If you take this drug, it will stay in your system for several days. However, its effects will typically wear off after a couple of hours. The duration of time that the drug spends in your system will depend on the route of administration as well as the dose you took.

Morphine Overdose

Often, tolerance for morphine tends to develop relatively fast. This means that you may start abusing it in dangerous doses much earlier than if you were abusing another drug. This could increase your risk of suffering an overdose that could be accompanied by the following side effects:

  • Adverse changes in some vital body signs
  • Blue or gray tint to the skin
  • Choking
  • Constricted pupils
  • Decrease in respiration
  • Decrease in body temperature
  • Delusions
  • Drowsiness
  • Extreme lethargy
  • Fever
  • Fluid accumulation in the lungs
  • Hallucination
  • Incessant gurgling
  • Lowered or irregular pulse rate
  • Markedly slow breathing
  • Mentally confusion
  • Purple or blue lips and fingernails
  • Respiratory complications
  • Slurred speech

If you display any of these symptoms of morphine overdose, you should call 911 or your local poisons control center as soon as possible. This is because the situation could turn out to be potentially fatal.

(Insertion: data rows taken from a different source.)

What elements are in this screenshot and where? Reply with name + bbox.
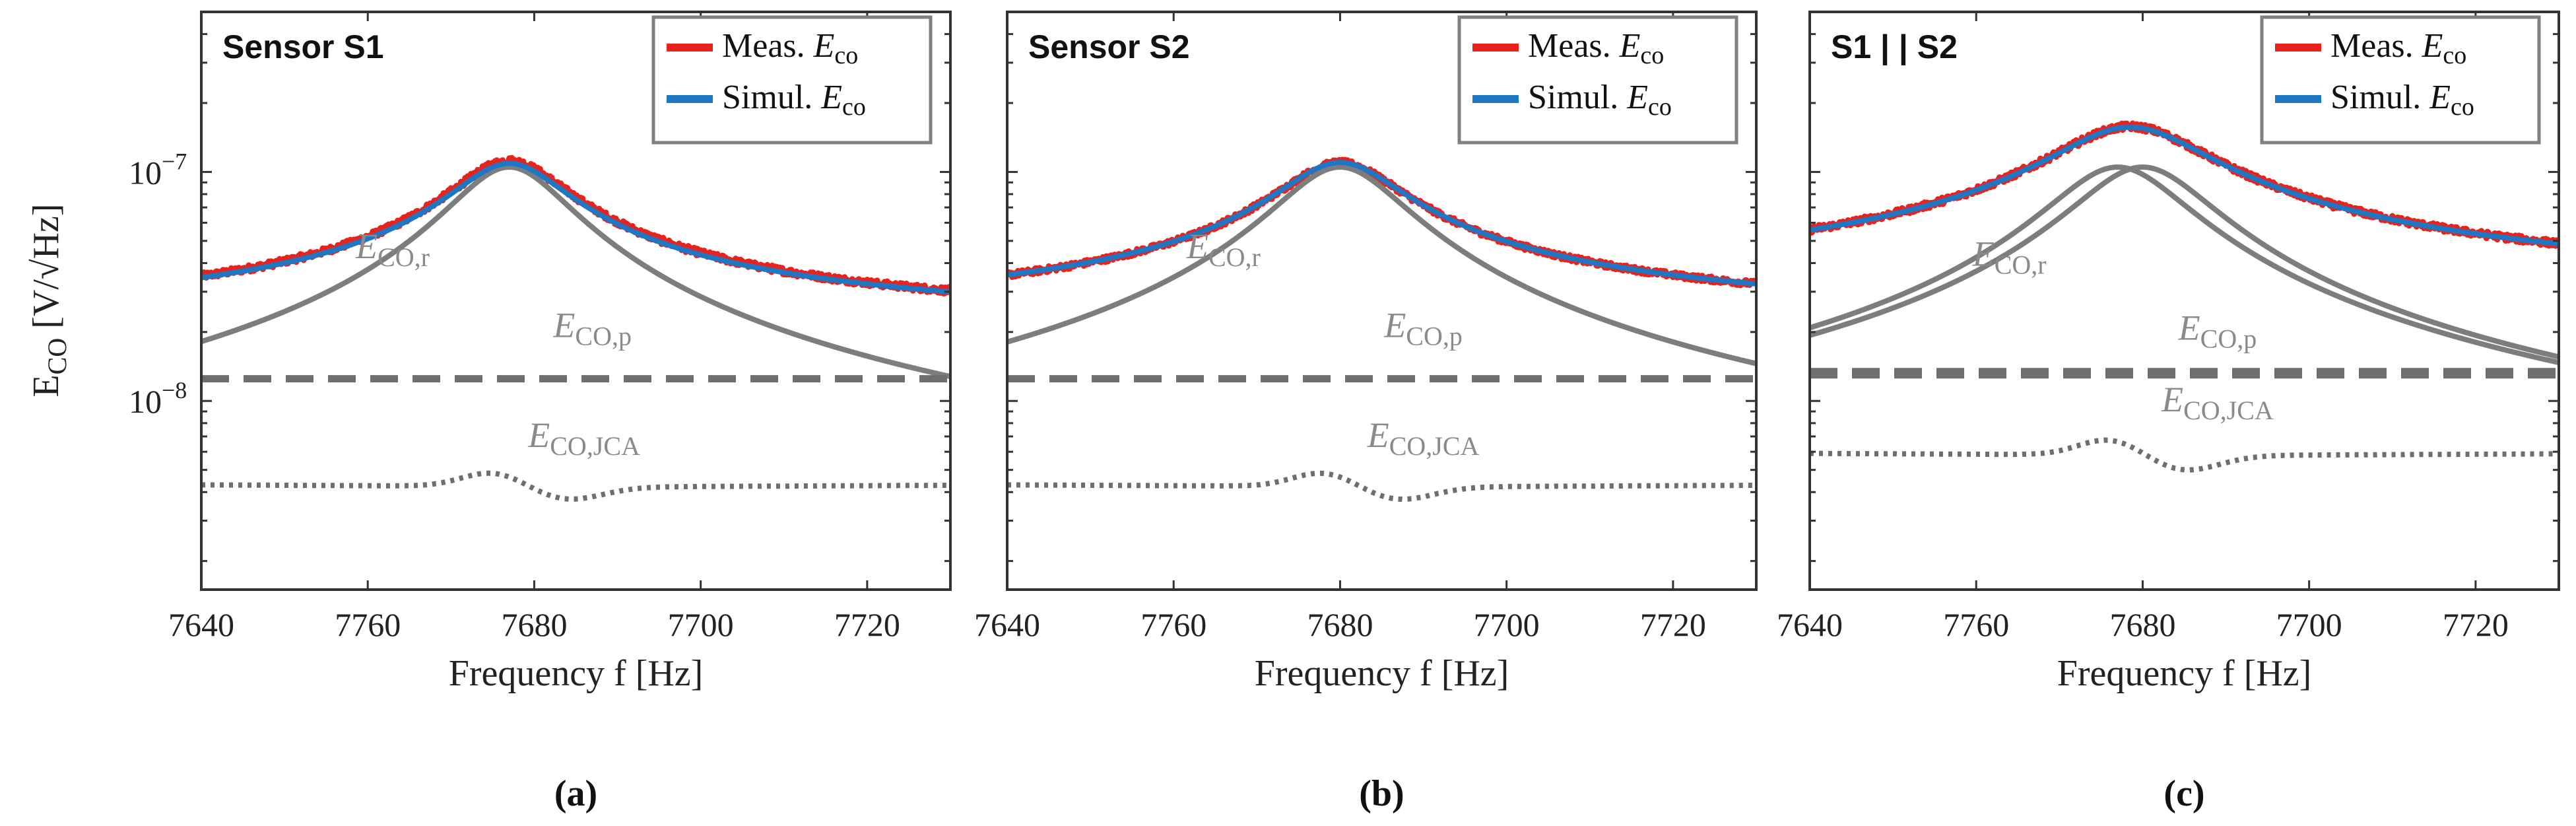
legend-box [651,15,933,145]
y-axis-title-text: ECO [V/√Hz] [26,203,72,397]
series-eco-r-line [1007,164,1756,366]
panel-a: 7640 7760 7680 7700 7720 10−7 10−8 Sensor S1 Mea… [129,11,952,814]
x-tick-label: 7680 [501,606,567,643]
x-axis-title: Frequency f [Hz] [449,653,704,694]
x-tick-label: 7760 [1943,606,2009,643]
legend-label: Simul. Eco [2330,79,2474,121]
series-simulated-line [1007,160,1756,287]
x-axis-title: Frequency f [Hz] [1255,653,1509,694]
series-simulated-line [201,160,950,294]
panel-label: (c) [2163,773,2204,814]
legend-box [2260,15,2541,145]
x-tick-label: 7680 [2109,606,2175,643]
x-tick-label: 7680 [1307,606,1373,643]
annotation-label: ECO,r [1972,234,2047,279]
legend-label: Simul. Eco [1528,79,1672,121]
series-eco-jca-line [1810,437,2559,473]
y-axis-title: ECO [V/√Hz] [26,203,72,397]
panel-title: Sensor S1 [222,28,384,65]
axes-frame [1006,11,1758,591]
x-tick-label: 7720 [834,606,900,643]
panel-title: Sensor S2 [1028,28,1190,65]
series-eco-jca-line [1007,470,1756,502]
plot-area [1007,156,1756,502]
legend-box [1457,15,1738,145]
y-tick-label: 10−8 [129,377,187,420]
axes-frame [200,11,952,591]
annotation-label: ECO,JCA [1367,415,1480,461]
x-tick-label: 7700 [1474,606,1540,643]
annotation-label: ECO,JCA [527,415,640,461]
series-eco-r-line [1810,164,2559,365]
x-axis-title: Frequency f [Hz] [2057,653,2312,694]
series-eco-r-line [1810,164,2559,360]
x-tick-label: 7720 [1640,606,1706,643]
x-tick-label: 7720 [2443,606,2509,643]
plot-area [201,155,950,502]
legend-label: Meas. Eco [2330,27,2466,69]
x-tick-label: 7700 [2276,606,2342,643]
axes-frame [1808,11,2560,591]
legend-label: Meas. Eco [722,27,858,69]
series-simulated-line [1810,124,2559,247]
annotation-label: ECO,p [2178,308,2257,354]
panel-c: 7640 7760 7680 7700 7720 S1 | | S2 Meas. Eco Si… [1777,11,2560,814]
x-tick-label: 7700 [668,606,734,643]
annotation-label: ECO,r [355,226,430,272]
x-tick-label: 7640 [168,606,234,643]
x-tick-label: 7760 [1140,606,1206,643]
series-measured-line [201,155,950,296]
panel-title: S1 | | S2 [1831,28,1958,66]
y-tick-label: 10−7 [129,148,187,191]
x-tick-label: 7640 [1777,606,1843,643]
x-tick-label: 7760 [335,606,401,643]
annotation-label: ECO,JCA [2161,380,2274,425]
legend-label: Meas. Eco [1528,27,1664,69]
panel-label: (a) [554,773,597,814]
series-eco-r-line [201,164,950,380]
panel-label: (b) [1359,773,1404,814]
plot-area [1810,120,2559,473]
panel-b: 7640 7760 7680 7700 7720 Sensor S2 Meas. Eco Si… [974,11,1758,814]
annotation-label: ECO,p [552,306,632,351]
series-eco-jca-line [201,470,950,502]
x-tick-label: 7640 [974,606,1040,643]
annotation-label: ECO,p [1383,306,1463,351]
annotation-label: ECO,r [1186,226,1261,272]
legend-label: Simul. Eco [722,79,866,121]
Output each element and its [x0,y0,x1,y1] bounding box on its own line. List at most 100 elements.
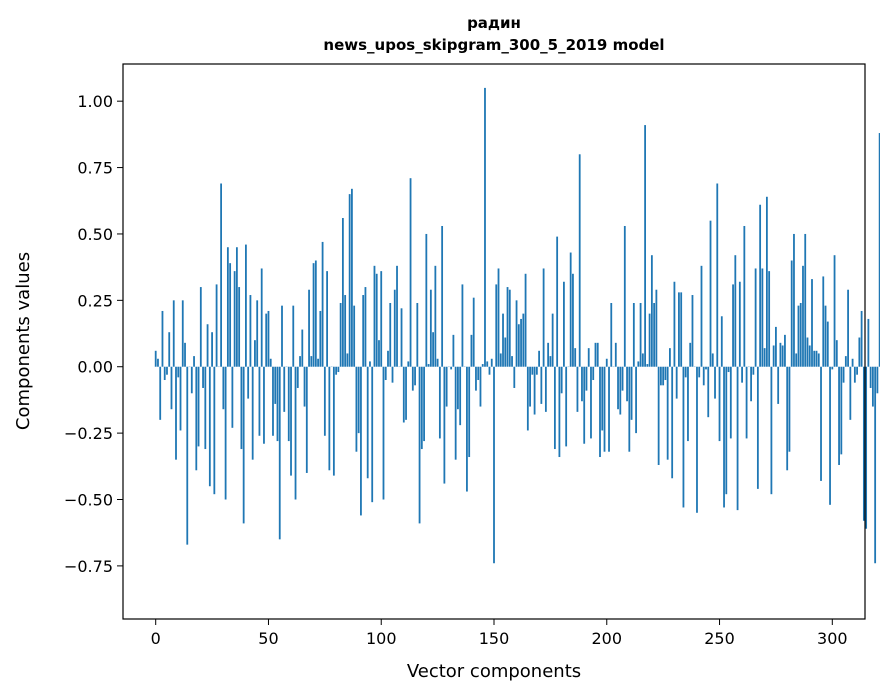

Morphine Withdrawal Symptoms

Withdrawing from morphine can turn out to be uncomfortable. This is particularly true if you have been abusing the drug heavily or for a long term. The symptoms of withdrawal will also vary in terms of intensity based on your health and wellness, metabolism, tolerance for the drug, and duration and frequency of use. These symptoms may include:

  • Agitation
  • Anxiety
  • Body aches
  • Chills
  • Decreased or increased need for sleep
  • Depression
  • Diarrhea
  • Disorientation
  • Excessive sweating
  • Fear
  • Fever
  • Headaches
  • High blood pressure
  • Increased appetite
  • Insomnia
  • Irritability
  • Joint pain
  • Muscle aches
  • Nausea
  • Negative mood
  • Pains
  • Rapid heartbeat
  • Runny nose
  • Sweating
  • Vomiting
  • Watery eyes

Often, these symptoms tend to be so painful that they could cause you to suffer a relapse. To ensure that this does not happen, you should consider going for medical detox services.

The Best Options for Morphine Addiction Treatment

After you have been through a medically supervised detox program to manage your withdrawal symptoms, drug cravings, and physical dependence, you should seek additional addiction treatment and rehabilitation services. These services are provided by both inpatient and outpatient drug rehab centers, and they can help you overcome your morphine abuse and addiction.